Back to Swimming
- Patient: Rita
- Category: Hip
“ Everybody was so kind. They had me out of bed and moving the day after surgery.”
“If you can’t outkick them, outlive them,” quips Rita, who has set eight world records in swimming since turning 95 this year.
Winning the records has been exhilarating, but what’s kept her lapping through the pool is a desire to get stronger and to live longer. “Swimming is peaceful,” says Rita. “I solve all my problems in the water, and afterwards I always feel better.”

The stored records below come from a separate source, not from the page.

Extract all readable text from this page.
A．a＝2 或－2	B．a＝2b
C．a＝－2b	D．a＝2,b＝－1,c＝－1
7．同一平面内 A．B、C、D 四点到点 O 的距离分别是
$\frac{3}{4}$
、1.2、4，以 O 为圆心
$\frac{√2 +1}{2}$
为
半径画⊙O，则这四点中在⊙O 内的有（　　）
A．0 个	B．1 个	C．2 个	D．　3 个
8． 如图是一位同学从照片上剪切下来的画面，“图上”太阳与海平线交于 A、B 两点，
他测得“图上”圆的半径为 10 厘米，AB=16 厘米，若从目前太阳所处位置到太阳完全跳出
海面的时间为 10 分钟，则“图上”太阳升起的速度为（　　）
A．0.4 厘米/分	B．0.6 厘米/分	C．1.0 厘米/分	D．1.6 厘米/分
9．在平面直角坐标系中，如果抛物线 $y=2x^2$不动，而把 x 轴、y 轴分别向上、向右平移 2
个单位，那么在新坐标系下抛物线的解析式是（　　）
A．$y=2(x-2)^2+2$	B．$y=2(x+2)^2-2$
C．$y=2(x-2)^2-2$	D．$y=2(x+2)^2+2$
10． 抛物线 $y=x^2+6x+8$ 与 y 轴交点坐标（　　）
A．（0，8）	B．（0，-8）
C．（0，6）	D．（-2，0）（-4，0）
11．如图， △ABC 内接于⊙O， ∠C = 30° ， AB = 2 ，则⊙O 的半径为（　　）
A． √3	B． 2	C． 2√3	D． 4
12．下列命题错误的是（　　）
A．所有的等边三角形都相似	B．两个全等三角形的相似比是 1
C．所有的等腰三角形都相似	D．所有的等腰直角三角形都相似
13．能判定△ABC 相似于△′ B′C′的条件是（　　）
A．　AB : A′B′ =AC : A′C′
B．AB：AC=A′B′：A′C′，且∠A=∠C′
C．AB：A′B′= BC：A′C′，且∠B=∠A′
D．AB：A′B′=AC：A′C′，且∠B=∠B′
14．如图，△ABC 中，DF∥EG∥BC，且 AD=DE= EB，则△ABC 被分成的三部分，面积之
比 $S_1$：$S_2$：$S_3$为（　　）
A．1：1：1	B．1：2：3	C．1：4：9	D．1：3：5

As a young girl who loved racing her father across a Connecticut brook, Rita honed her swimming skills and whetted her appetite for competition. Rita’s parents encouraged her to be active as she grew up in the Roaring ’20s, although most high schools didn’t have pools and young women didn’t commonly compete on swim teams. She continued swimming and other athletic pursuits until raising her own two children took priority. But two decades later, she jumped back in the pool and, in 1972, set her first national record. It was in the 200-yard individual medley – an event requiring mastery of four swimming strokes. She’s now an International Masters Swimming Hall of Famer.
Arthritis has taken the nonagenarian’s ability to stand up straight and causes pain in her hands and feet. It also led to a hip replacement two years ago that kept her from kicking across the pool – for about a month. “There were some big swim meets coming up that I didn’t want to miss, but my right hip was bone on bone,” she recalls.

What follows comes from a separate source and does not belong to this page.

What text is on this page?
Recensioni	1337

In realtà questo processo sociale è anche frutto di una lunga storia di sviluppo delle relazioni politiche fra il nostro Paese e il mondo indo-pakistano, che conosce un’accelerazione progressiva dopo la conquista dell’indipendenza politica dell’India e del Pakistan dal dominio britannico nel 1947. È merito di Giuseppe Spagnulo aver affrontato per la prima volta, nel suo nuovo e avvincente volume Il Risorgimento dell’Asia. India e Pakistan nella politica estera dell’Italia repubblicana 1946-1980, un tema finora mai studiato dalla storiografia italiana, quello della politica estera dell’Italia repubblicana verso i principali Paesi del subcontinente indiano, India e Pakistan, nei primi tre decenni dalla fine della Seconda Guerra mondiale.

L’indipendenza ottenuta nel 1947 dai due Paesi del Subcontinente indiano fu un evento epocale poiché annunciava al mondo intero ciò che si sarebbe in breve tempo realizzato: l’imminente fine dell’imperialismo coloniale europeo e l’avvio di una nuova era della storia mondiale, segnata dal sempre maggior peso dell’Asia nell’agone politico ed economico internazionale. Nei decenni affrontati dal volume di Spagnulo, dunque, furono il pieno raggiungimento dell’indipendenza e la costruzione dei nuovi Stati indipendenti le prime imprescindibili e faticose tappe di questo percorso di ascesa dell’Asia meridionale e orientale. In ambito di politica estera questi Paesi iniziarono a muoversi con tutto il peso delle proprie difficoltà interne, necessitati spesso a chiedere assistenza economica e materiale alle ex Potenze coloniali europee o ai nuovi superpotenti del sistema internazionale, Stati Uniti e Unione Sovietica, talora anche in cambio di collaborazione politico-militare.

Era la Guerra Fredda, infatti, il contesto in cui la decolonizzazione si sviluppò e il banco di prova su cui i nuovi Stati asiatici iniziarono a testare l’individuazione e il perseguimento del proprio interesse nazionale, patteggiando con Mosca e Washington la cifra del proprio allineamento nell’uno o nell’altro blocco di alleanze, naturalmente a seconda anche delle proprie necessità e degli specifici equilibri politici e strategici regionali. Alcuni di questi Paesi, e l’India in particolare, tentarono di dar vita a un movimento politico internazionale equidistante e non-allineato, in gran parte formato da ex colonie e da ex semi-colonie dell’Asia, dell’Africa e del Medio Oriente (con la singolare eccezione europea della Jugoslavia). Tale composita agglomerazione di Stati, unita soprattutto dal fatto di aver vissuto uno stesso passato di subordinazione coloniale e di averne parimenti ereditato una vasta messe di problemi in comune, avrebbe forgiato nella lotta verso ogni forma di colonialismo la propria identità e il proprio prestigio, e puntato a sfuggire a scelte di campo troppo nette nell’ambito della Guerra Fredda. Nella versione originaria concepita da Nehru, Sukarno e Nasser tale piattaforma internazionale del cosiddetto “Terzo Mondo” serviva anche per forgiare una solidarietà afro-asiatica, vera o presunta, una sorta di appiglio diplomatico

“I was well taken care of at Hoag Orthopedic Institute,” continues Rita. “Everybody was so kind. They had me out of bed and moving the day after surgery.”

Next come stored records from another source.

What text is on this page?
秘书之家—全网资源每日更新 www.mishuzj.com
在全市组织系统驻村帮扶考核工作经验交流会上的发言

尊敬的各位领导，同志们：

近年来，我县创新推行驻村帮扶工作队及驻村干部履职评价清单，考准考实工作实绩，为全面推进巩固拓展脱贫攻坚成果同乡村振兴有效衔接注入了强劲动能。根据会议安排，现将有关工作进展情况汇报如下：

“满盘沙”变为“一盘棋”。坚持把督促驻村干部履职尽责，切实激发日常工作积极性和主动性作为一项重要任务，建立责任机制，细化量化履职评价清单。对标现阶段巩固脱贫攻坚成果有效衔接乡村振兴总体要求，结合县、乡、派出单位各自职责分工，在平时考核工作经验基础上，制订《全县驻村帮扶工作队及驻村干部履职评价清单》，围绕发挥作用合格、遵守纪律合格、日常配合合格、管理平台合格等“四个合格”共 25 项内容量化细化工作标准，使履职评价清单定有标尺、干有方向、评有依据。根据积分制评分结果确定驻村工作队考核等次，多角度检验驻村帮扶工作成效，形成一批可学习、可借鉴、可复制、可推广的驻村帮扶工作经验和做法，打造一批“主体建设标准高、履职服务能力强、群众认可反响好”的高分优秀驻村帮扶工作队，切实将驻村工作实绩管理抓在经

Rita left the hospital and spent two weeks in a rehabilitation facility before heading home to Huntington Beach. She recalls, “It’s a little unusual for someone my age to have hip surgery, but I was more physically prepared for surgery than most people years younger than I am.”
Rita started back in the water with two laps, then four, then 10. A year and a half later, she was once again breaking records. Her proudest achievement: shaving 15 minutes off the previous world record holder’s time, completing a 1,500 meter freestyle swim in under 42 minutes. If she lives to 100, she has every intention of breaking new records in that age division.
Rita adds, “For me, swimming is less about the speed than the endurance.” And how.